Mr Hohn warned that the supervisory board “has wide-ranging legal obligations” to oversee the management board, and “is legally obliged to intervene. In our opinion, the necessary intervention is now to remove the CEO from all management duties,” he said, in a letter posted on the TCI website late on Tuesday.
Wirecard faced repeated questions from analysts on Tuesday about the company’s co-operation with KPMG. Mr Braun said the audit was independent, had found no evidence of balance-sheet misrepresentation and took time because of the complexity of the data involved.
The call for action from TCI, which has sold short 1 per cent of Wirecard’s stock, came as other investors expressed dissatisfaction with the results of the special audit.
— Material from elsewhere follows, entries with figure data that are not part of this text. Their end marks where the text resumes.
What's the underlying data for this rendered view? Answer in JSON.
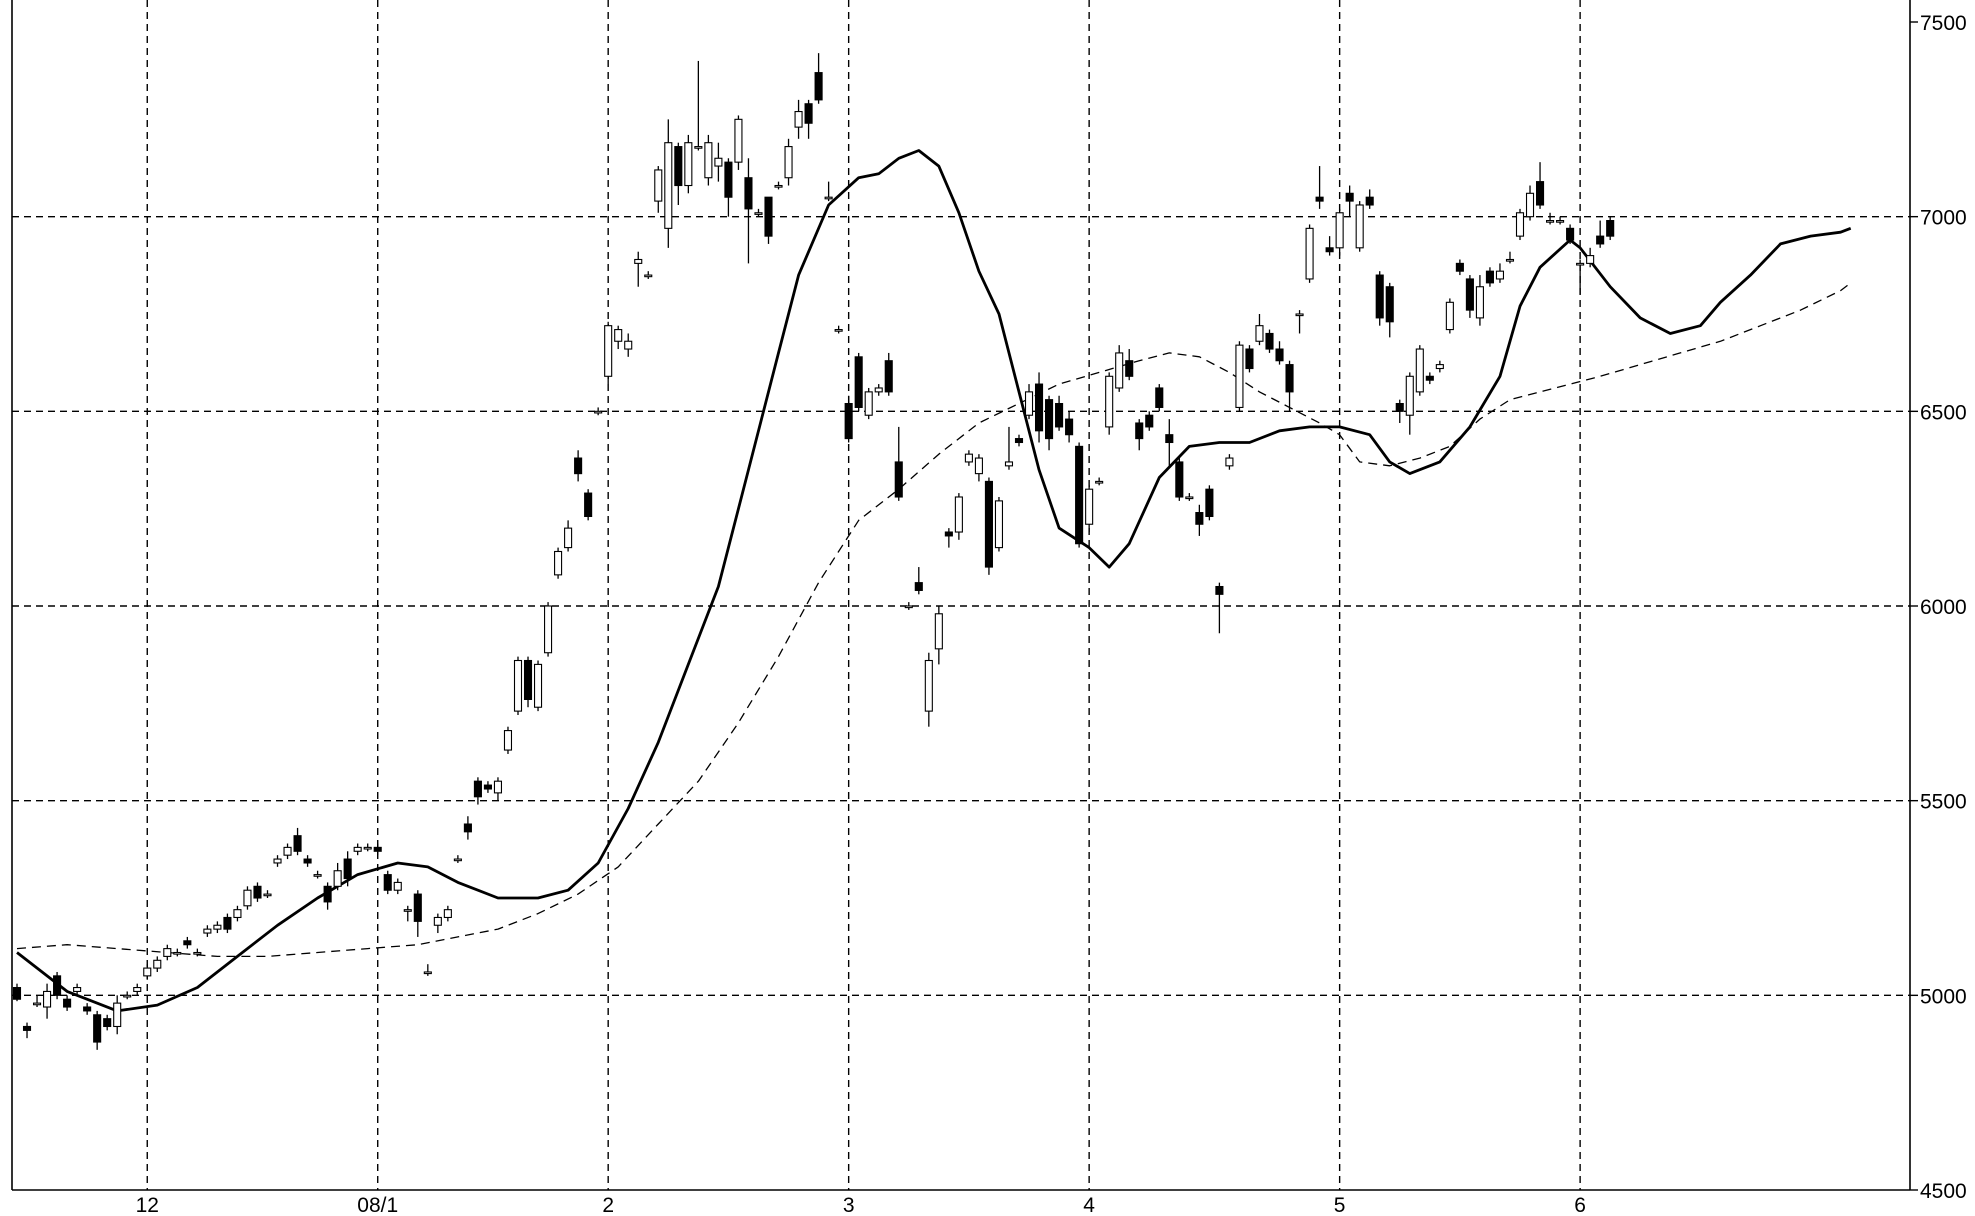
{
  "chart_data": {
    "type": "candlestick",
    "title": "",
    "xlabel": "",
    "ylabel": "",
    "ylim": [
      4500,
      7500
    ],
    "grid": true,
    "y_ticks": [
      "4500",
      "5000",
      "5500",
      "6000",
      "6500",
      "7000",
      "7500"
    ],
    "x_ticks": [
      {
        "label": "12",
        "index": 13
      },
      {
        "label": "08/1",
        "index": 36
      },
      {
        "label": "2",
        "index": 59
      },
      {
        "label": "3",
        "index": 83
      },
      {
        "label": "4",
        "index": 107
      },
      {
        "label": "5",
        "index": 132
      },
      {
        "label": "6",
        "index": 156
      }
    ],
    "candles": [
      [
        5020,
        4990,
        5030,
        4985
      ],
      [
        4920,
        4910,
        4930,
        4890
      ],
      [
        4980,
        4980,
        5000,
        4970
      ],
      [
        4970,
        5010,
        5030,
        4940
      ],
      [
        5050,
        5000,
        5060,
        4990
      ],
      [
        4990,
        4970,
        5000,
        4960
      ],
      [
        5010,
        5020,
        5030,
        5000
      ],
      [
        4970,
        4960,
        4980,
        4950
      ],
      [
        4950,
        4880,
        4960,
        4860
      ],
      [
        4940,
        4920,
        4950,
        4910
      ],
      [
        4920,
        4980,
        5000,
        4900
      ],
      [
        5000,
        5000,
        5010,
        4990
      ],
      [
        5010,
        5020,
        5030,
        5000
      ],
      [
        5050,
        5070,
        5080,
        5040
      ],
      [
        5070,
        5090,
        5100,
        5060
      ],
      [
        5100,
        5120,
        5130,
        5090
      ],
      [
        5110,
        5110,
        5120,
        5100
      ],
      [
        5140,
        5130,
        5150,
        5120
      ],
      [
        5110,
        5110,
        5120,
        5100
      ],
      [
        5160,
        5170,
        5180,
        5150
      ],
      [
        5170,
        5180,
        5190,
        5160
      ],
      [
        5200,
        5170,
        5210,
        5160
      ],
      [
        5200,
        5220,
        5230,
        5190
      ],
      [
        5230,
        5270,
        5280,
        5220
      ],
      [
        5280,
        5250,
        5290,
        5240
      ],
      [
        5260,
        5260,
        5270,
        5250
      ],
      [
        5340,
        5350,
        5360,
        5330
      ],
      [
        5360,
        5380,
        5390,
        5350
      ],
      [
        5410,
        5370,
        5430,
        5360
      ],
      [
        5350,
        5340,
        5360,
        5330
      ],
      [
        5310,
        5310,
        5320,
        5300
      ],
      [
        5280,
        5240,
        5290,
        5220
      ],
      [
        5280,
        5320,
        5340,
        5270
      ],
      [
        5350,
        5300,
        5370,
        5280
      ],
      [
        5370,
        5380,
        5390,
        5360
      ],
      [
        5380,
        5380,
        5390,
        5370
      ],
      [
        5380,
        5370,
        5390,
        5360
      ],
      [
        5310,
        5270,
        5320,
        5260
      ],
      [
        5270,
        5290,
        5300,
        5260
      ],
      [
        5220,
        5220,
        5230,
        5190
      ],
      [
        5260,
        5190,
        5270,
        5150
      ],
      [
        5060,
        5060,
        5080,
        5050
      ],
      [
        5180,
        5200,
        5210,
        5160
      ],
      [
        5200,
        5220,
        5230,
        5190
      ],
      [
        5350,
        5350,
        5360,
        5340
      ],
      [
        5440,
        5420,
        5460,
        5400
      ],
      [
        5550,
        5510,
        5560,
        5490
      ],
      [
        5540,
        5530,
        5550,
        5520
      ],
      [
        5520,
        5550,
        5560,
        5500
      ],
      [
        5630,
        5680,
        5690,
        5620
      ],
      [
        5730,
        5860,
        5870,
        5720
      ],
      [
        5860,
        5760,
        5870,
        5740
      ],
      [
        5740,
        5850,
        5860,
        5730
      ],
      [
        5880,
        6000,
        6010,
        5870
      ],
      [
        6080,
        6140,
        6150,
        6070
      ],
      [
        6150,
        6200,
        6220,
        6140
      ],
      [
        6380,
        6340,
        6400,
        6320
      ],
      [
        6290,
        6230,
        6300,
        6220
      ],
      [
        6500,
        6500,
        6510,
        6490
      ],
      [
        6590,
        6720,
        6730,
        6570
      ],
      [
        6680,
        6710,
        6720,
        6660
      ],
      [
        6660,
        6680,
        6700,
        6640
      ],
      [
        6880,
        6890,
        6910,
        6820
      ],
      [
        6850,
        6850,
        6860,
        6840
      ],
      [
        7040,
        7120,
        7130,
        7010
      ],
      [
        6970,
        7190,
        7250,
        6920
      ],
      [
        7180,
        7080,
        7190,
        7030
      ],
      [
        7080,
        7190,
        7210,
        7060
      ],
      [
        7180,
        7180,
        7400,
        7170
      ],
      [
        7100,
        7190,
        7210,
        7080
      ],
      [
        7130,
        7150,
        7190,
        7090
      ],
      [
        7140,
        7050,
        7150,
        7000
      ],
      [
        7140,
        7250,
        7260,
        7120
      ],
      [
        7100,
        7020,
        7150,
        6880
      ],
      [
        7010,
        7010,
        7020,
        7000
      ],
      [
        7050,
        6950,
        7050,
        6930
      ],
      [
        7080,
        7080,
        7090,
        7070
      ],
      [
        7100,
        7180,
        7200,
        7080
      ],
      [
        7230,
        7270,
        7300,
        7200
      ],
      [
        7290,
        7240,
        7300,
        7200
      ],
      [
        7370,
        7300,
        7420,
        7290
      ],
      [
        7050,
        7050,
        7090,
        7040
      ],
      [
        6710,
        6710,
        6720,
        6700
      ],
      [
        6520,
        6430,
        6540,
        6420
      ],
      [
        6640,
        6510,
        6650,
        6500
      ],
      [
        6490,
        6550,
        6560,
        6480
      ],
      [
        6550,
        6560,
        6570,
        6540
      ],
      [
        6630,
        6550,
        6650,
        6540
      ],
      [
        6370,
        6280,
        6460,
        6270
      ],
      [
        6000,
        6000,
        6010,
        5990
      ],
      [
        6060,
        6040,
        6100,
        6030
      ],
      [
        5730,
        5860,
        5880,
        5690
      ],
      [
        5890,
        5980,
        6000,
        5850
      ],
      [
        6190,
        6180,
        6200,
        6150
      ],
      [
        6190,
        6280,
        6290,
        6170
      ],
      [
        6370,
        6390,
        6400,
        6360
      ],
      [
        6340,
        6380,
        6390,
        6320
      ],
      [
        6320,
        6100,
        6330,
        6080
      ],
      [
        6150,
        6270,
        6280,
        6140
      ],
      [
        6360,
        6370,
        6460,
        6350
      ],
      [
        6430,
        6420,
        6440,
        6410
      ],
      [
        6490,
        6550,
        6570,
        6480
      ],
      [
        6570,
        6450,
        6600,
        6420
      ],
      [
        6530,
        6430,
        6540,
        6400
      ],
      [
        6520,
        6460,
        6540,
        6450
      ],
      [
        6480,
        6440,
        6500,
        6420
      ],
      [
        6410,
        6160,
        6420,
        6150
      ],
      [
        6210,
        6300,
        6310,
        6190
      ],
      [
        6320,
        6320,
        6330,
        6310
      ],
      [
        6460,
        6590,
        6600,
        6440
      ],
      [
        6560,
        6650,
        6670,
        6550
      ],
      [
        6630,
        6590,
        6660,
        6580
      ],
      [
        6470,
        6430,
        6480,
        6400
      ],
      [
        6490,
        6460,
        6500,
        6450
      ],
      [
        6560,
        6510,
        6570,
        6500
      ],
      [
        6440,
        6420,
        6480,
        6360
      ],
      [
        6370,
        6280,
        6380,
        6270
      ],
      [
        6280,
        6280,
        6290,
        6270
      ],
      [
        6240,
        6210,
        6260,
        6180
      ],
      [
        6300,
        6230,
        6310,
        6220
      ],
      [
        6050,
        6030,
        6060,
        5930
      ],
      [
        6360,
        6380,
        6390,
        6350
      ],
      [
        6510,
        6670,
        6680,
        6500
      ],
      [
        6660,
        6610,
        6670,
        6600
      ],
      [
        6680,
        6720,
        6750,
        6670
      ],
      [
        6700,
        6660,
        6710,
        6650
      ],
      [
        6660,
        6630,
        6680,
        6620
      ],
      [
        6620,
        6550,
        6630,
        6500
      ],
      [
        6750,
        6750,
        6760,
        6700
      ],
      [
        6840,
        6970,
        6980,
        6830
      ],
      [
        7050,
        7040,
        7130,
        7020
      ],
      [
        6920,
        6910,
        6950,
        6900
      ],
      [
        6920,
        7010,
        7020,
        6900
      ],
      [
        7060,
        7040,
        7080,
        7000
      ],
      [
        6920,
        7030,
        7040,
        6910
      ],
      [
        7050,
        7030,
        7070,
        7020
      ],
      [
        6850,
        6740,
        6860,
        6720
      ],
      [
        6820,
        6730,
        6830,
        6690
      ],
      [
        6520,
        6500,
        6530,
        6470
      ],
      [
        6490,
        6590,
        6600,
        6440
      ],
      [
        6550,
        6660,
        6670,
        6540
      ],
      [
        6590,
        6580,
        6600,
        6570
      ],
      [
        6610,
        6620,
        6630,
        6600
      ],
      [
        6710,
        6780,
        6790,
        6700
      ],
      [
        6880,
        6860,
        6890,
        6850
      ],
      [
        6840,
        6760,
        6850,
        6740
      ],
      [
        6740,
        6820,
        6850,
        6720
      ],
      [
        6860,
        6830,
        6870,
        6820
      ],
      [
        6840,
        6860,
        6880,
        6830
      ],
      [
        6890,
        6890,
        6910,
        6880
      ],
      [
        6950,
        7010,
        7020,
        6940
      ],
      [
        7000,
        7060,
        7080,
        6990
      ],
      [
        7090,
        7030,
        7140,
        7020
      ],
      [
        6990,
        6990,
        7010,
        6980
      ],
      [
        6990,
        6990,
        7000,
        6980
      ],
      [
        6970,
        6940,
        6980,
        6930
      ],
      [
        6880,
        6880,
        6890,
        6800
      ],
      [
        6880,
        6900,
        6920,
        6870
      ],
      [
        6950,
        6930,
        6990,
        6920
      ],
      [
        6990,
        6950,
        7000,
        6940
      ]
    ],
    "series": [
      {
        "type": "line",
        "points": [
          [
            0,
            5110
          ],
          [
            5,
            5010
          ],
          [
            10,
            4960
          ],
          [
            14,
            4975
          ],
          [
            18,
            5020
          ],
          [
            22,
            5100
          ],
          [
            26,
            5180
          ],
          [
            30,
            5250
          ],
          [
            34,
            5310
          ],
          [
            38,
            5340
          ],
          [
            41,
            5330
          ],
          [
            44,
            5290
          ],
          [
            48,
            5250
          ],
          [
            52,
            5250
          ],
          [
            55,
            5270
          ],
          [
            58,
            5340
          ],
          [
            61,
            5480
          ],
          [
            64,
            5650
          ],
          [
            67,
            5850
          ],
          [
            70,
            6050
          ],
          [
            73,
            6350
          ],
          [
            76,
            6650
          ],
          [
            78,
            6850
          ],
          [
            81,
            7030
          ],
          [
            84,
            7100
          ],
          [
            86,
            7110
          ],
          [
            88,
            7150
          ],
          [
            90,
            7170
          ],
          [
            92,
            7130
          ],
          [
            94,
            7010
          ],
          [
            96,
            6860
          ],
          [
            98,
            6750
          ],
          [
            100,
            6550
          ],
          [
            102,
            6350
          ],
          [
            104,
            6200
          ],
          [
            107,
            6150
          ],
          [
            109,
            6100
          ],
          [
            111,
            6160
          ],
          [
            114,
            6330
          ],
          [
            117,
            6410
          ],
          [
            120,
            6420
          ],
          [
            123,
            6420
          ],
          [
            126,
            6450
          ],
          [
            129,
            6460
          ],
          [
            132,
            6460
          ],
          [
            135,
            6440
          ],
          [
            137,
            6370
          ],
          [
            139,
            6340
          ],
          [
            142,
            6370
          ],
          [
            145,
            6460
          ],
          [
            148,
            6590
          ],
          [
            150,
            6770
          ],
          [
            152,
            6870
          ],
          [
            155,
            6940
          ],
          [
            156,
            6920
          ],
          [
            159,
            6820
          ],
          [
            162,
            6740
          ],
          [
            165,
            6700
          ],
          [
            168,
            6720
          ],
          [
            170,
            6780
          ],
          [
            173,
            6850
          ],
          [
            176,
            6930
          ],
          [
            179,
            6950
          ],
          [
            182,
            6960
          ],
          [
            183,
            6970
          ]
        ]
      },
      {
        "type": "line",
        "dashed": true,
        "points": [
          [
            0,
            5120
          ],
          [
            5,
            5130
          ],
          [
            10,
            5120
          ],
          [
            15,
            5110
          ],
          [
            20,
            5100
          ],
          [
            25,
            5100
          ],
          [
            30,
            5110
          ],
          [
            35,
            5120
          ],
          [
            40,
            5130
          ],
          [
            44,
            5150
          ],
          [
            48,
            5170
          ],
          [
            52,
            5210
          ],
          [
            56,
            5260
          ],
          [
            60,
            5330
          ],
          [
            64,
            5440
          ],
          [
            68,
            5550
          ],
          [
            72,
            5700
          ],
          [
            76,
            5870
          ],
          [
            80,
            6060
          ],
          [
            84,
            6220
          ],
          [
            88,
            6300
          ],
          [
            92,
            6390
          ],
          [
            96,
            6470
          ],
          [
            100,
            6520
          ],
          [
            104,
            6570
          ],
          [
            108,
            6600
          ],
          [
            112,
            6630
          ],
          [
            115,
            6650
          ],
          [
            118,
            6640
          ],
          [
            121,
            6600
          ],
          [
            124,
            6550
          ],
          [
            127,
            6510
          ],
          [
            130,
            6470
          ],
          [
            132,
            6440
          ],
          [
            134,
            6370
          ],
          [
            137,
            6360
          ],
          [
            140,
            6380
          ],
          [
            143,
            6410
          ],
          [
            146,
            6480
          ],
          [
            149,
            6530
          ],
          [
            152,
            6550
          ],
          [
            155,
            6570
          ],
          [
            158,
            6590
          ],
          [
            162,
            6620
          ],
          [
            166,
            6650
          ],
          [
            170,
            6680
          ],
          [
            174,
            6720
          ],
          [
            178,
            6760
          ],
          [
            182,
            6810
          ],
          [
            183,
            6830
          ]
        ]
      }
    ]
  }
}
Ingo Speich, head of sustainability and corporate governance at Deka Investment, which holds a 1.3 per cent stake in Wirecard, called for a further investigation into Wirecard’s third-party acquiring on Thursday. “Wirecard needs to act as soon as possible and finally create transparency to avert further damage,” he said.
Wirecard has said part of KPMG’s work, the examination of data for the month of December 2019, will continue. Mr Hohn said that if the supervisory board were not to remove Mr Braun then, at the very least, it should “remove Wirecard’s management from all involvement in this audit until all of the allegations have been fully resolved”.
The investor also raised concerns about Wirecard’s compliance with the anti-money laundering regulations, following KPMG’s inability to identify some Wirecard customers at the heart of whistleblower allegations of fraud. “How is it possible to comply with these regulations if Wirecard either does not know or will not disclose who its customers are?” Mr Hohn asked. 
Wirecard has always said it complies with all applicable rules and regulations.
The investor has fought previous activist battles in Germany, including a fight over executive compensation at Volkswagen in 2016 and an earlier campaign to oust the chief executive of Deutsche Börse when the investor was described as a hedge fund “locust”. 
Wirecard has sued the FT for misuse of trade secrets in Munich relating to stories published in January and February 2019. The FT stands by its reporting and is defending the lawsuit.